Role of oxygenated surface functional groups on the reactivity of soot particles: An experimental study

The oxidative reactivity of soot particles depends on several factors such as the elemental composition, the ratio of aliphatic to aromatic carbons, the curvature of graphene layers in soot, and the graphitic or amorphous character of soot. While several studies have highlighted the high reactivity of soot due to the presence of oxygenated groups on it, some studies conclude that the presence of oxygenated groups on soot may not affect its reactivity. In this work, to be able to exclusively study the effect of oxygenated functional groups on soot and its reactivity, a model compound, graphite, is first partially oxidized through a simplified Torr method using KMnO₄ as an oxidizing agent to introduce oxygenated groups on it. The concentration of oxidizing agent is controlled to ensure the formation of partially-oxidized-graphite-oxides (POGO) without any significant changes in the structural characteristics so as to determine only the effect of oxygenated groups on oxidation.
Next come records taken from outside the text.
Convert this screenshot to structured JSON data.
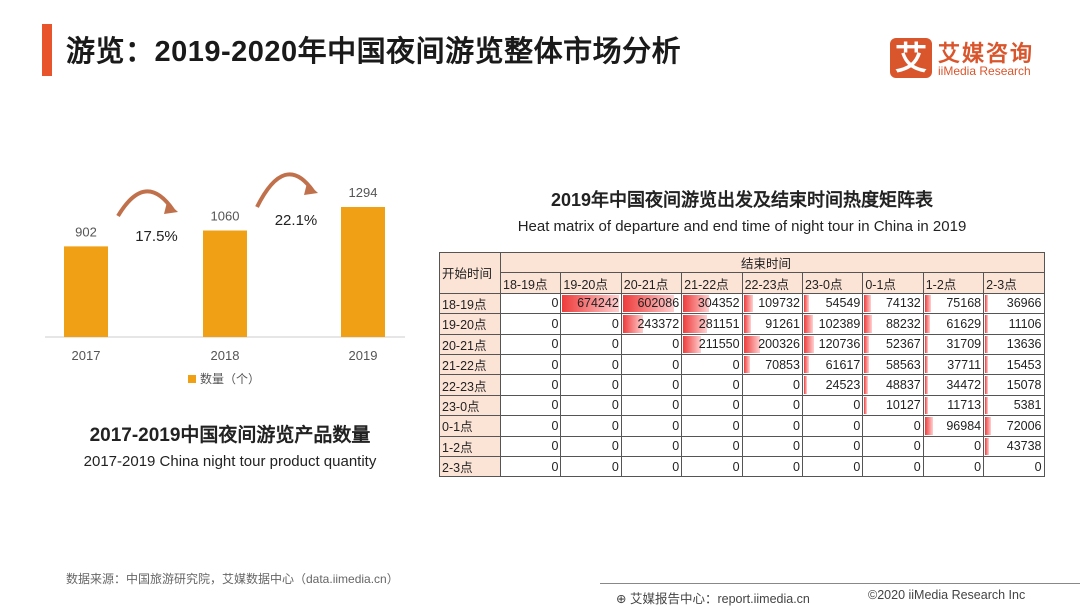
{
  "header": {
    "title": "游览：2019-2020年中国夜间游览整体市场分析"
  },
  "logo": {
    "mark": "艾",
    "cn": "艾媒咨询",
    "en": "iiMedia Research"
  },
  "colors": {
    "accent": "#e8542c",
    "bar": "#f0a014",
    "arrow": "#c0704a",
    "heat": "#ee3b3b",
    "header_bg": "#fbe3d6"
  },
  "chart_data": [
    {
      "type": "bar",
      "categories": [
        "2017",
        "2018",
        "2019"
      ],
      "series": [
        {
          "name": "数量（个）",
          "values": [
            902,
            1060,
            1294
          ]
        }
      ],
      "annotations": [
        "17.5%",
        "22.1%"
      ],
      "title": "2017-2019中国夜间游览产品数量",
      "subtitle": "2017-2019 China night tour product quantity",
      "legend": "bottom",
      "grid": false,
      "ylim": [
        0,
        1294
      ]
    },
    {
      "type": "heatmap",
      "title": "2019年中国夜间游览出发及结束时间热度矩阵表",
      "subtitle": "Heat matrix of departure and end time of night tour in China in 2019",
      "row_header": "开始时间",
      "col_header": "结束时间",
      "columns": [
        "18-19点",
        "19-20点",
        "20-21点",
        "21-22点",
        "22-23点",
        "23-0点",
        "0-1点",
        "1-2点",
        "2-3点"
      ],
      "rows": [
        {
          "label": "18-19点",
          "values": [
            0,
            674242,
            602086,
            304352,
            109732,
            54549,
            74132,
            75168,
            36966
          ]
        },
        {
          "label": "19-20点",
          "values": [
            0,
            0,
            243372,
            281151,
            91261,
            102389,
            88232,
            61629,
            11106
          ]
        },
        {
          "label": "20-21点",
          "values": [
            0,
            0,
            0,
            211550,
            200326,
            120736,
            52367,
            31709,
            13636
          ]
        },
        {
          "label": "21-22点",
          "values": [
            0,
            0,
            0,
            0,
            70853,
            61617,
            58563,
            37711,
            15453
          ]
        },
        {
          "label": "22-23点",
          "values": [
            0,
            0,
            0,
            0,
            0,
            24523,
            48837,
            34472,
            15078
          ]
        },
        {
          "label": "23-0点",
          "values": [
            0,
            0,
            0,
            0,
            0,
            0,
            10127,
            11713,
            5381
          ]
        },
        {
          "label": "0-1点",
          "values": [
            0,
            0,
            0,
            0,
            0,
            0,
            0,
            96984,
            72006
          ]
        },
        {
          "label": "1-2点",
          "values": [
            0,
            0,
            0,
            0,
            0,
            0,
            0,
            0,
            43738
          ]
        },
        {
          "label": "2-3点",
          "values": [
            0,
            0,
            0,
            0,
            0,
            0,
            0,
            0,
            0
          ]
        }
      ]
    }
  ],
  "footer": {
    "source": "数据来源：中国旅游研究院，艾媒数据中心（data.iimedia.cn）",
    "report": "艾媒报告中心：report.iimedia.cn",
    "copyright": "©2020  iiMedia Research  Inc",
    "report_icon": "globe-cursor-icon"
  }
}
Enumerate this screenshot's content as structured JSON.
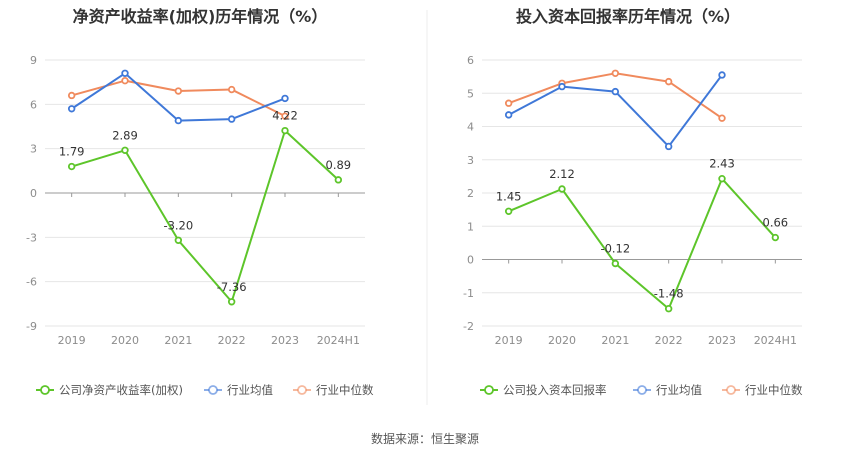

The POGO materials are then characterized using various techniques such as XRD for crystallite size, FTIR and EDX for oxygenated functional groups, SEM for surface morphological changes, and TGA for their weight-loss profiles during combustion in air. The results indicate a reduction in the activation energy for oxidation with the addition of oxygenated groups on the model soots (POGO), though, after the loss of such groups during oxidation, the activation energies of all the models were close to each other. This indicates that oxygenated groups on soot surface may enhance soot reactivity at low conversion level, but may not have a long-lasting effect on soot oxidation to affect its overall reactivity.